Par Sylvestre Sokambi le 19 mai 2017

 

BANGUI, 19 mai 2017 (RJDH)—Plusieurs soldats centrafricains sont partis hier pour subir des formations au Burkina Faso et en Israël. L’information a été confirmée au RJDH par plusieurs sources proches du ministère de la défense nationale.

 

De sources bien informées, le gouvernement a envoyé deux cent soldats en Israël et 150 au Burkina Faso.

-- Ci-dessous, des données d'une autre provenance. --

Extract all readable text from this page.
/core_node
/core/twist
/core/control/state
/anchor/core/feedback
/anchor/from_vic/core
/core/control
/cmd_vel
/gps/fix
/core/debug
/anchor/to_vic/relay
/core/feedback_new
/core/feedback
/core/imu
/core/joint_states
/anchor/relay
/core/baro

Une source proche du ministère de la défense nationale parle de recyclage qui fait suite aux visites d’Etat que le président centrafricain a effectuées dans ces deux pays, « vous vous souviendrez que le président Touadera a effectué une visite d’Etat au Burkina Faso dans les mois passés, et récemment en Israël. Lors de ces visites, des accords ont été conclus et c’est dans ce cadre-là que nos militaires ont été envoyés dans ces deux pays », a expliqué cette source qui a requis l’anonymat.

 

Selon les informations du RJDH, d’autres militaires pourraient être envoyés dans d’autres pays africains comme la Côte d’Ivoire qui auraient accepté d’ouvrir leur académie à la République Centrafricaine.

 

Un ministre conseiller à la présidence de la République contacté, parle de la volonté du président d’accélérer la formation des forces de défense, « le peuple réclame son armée. C’est pour cela qu’il faut faire vite et bien. Sur place ici, l’EUTM nous aide déjà dans la formation mais il faut aller vers d’autres pays frères pour nous aider dans ce sens », a-t-il confié.

 

Lors d’une visite officielle au siège des Nations-Unies le mois dernier, le président Faustin Archange Touadera avait dénoncé la lenteur dans la formation des Faca assumée par la mission européenne EUTM qui a livré, la semaine dernière, après quatorze semaines de formation, le premier bataillon des Faca.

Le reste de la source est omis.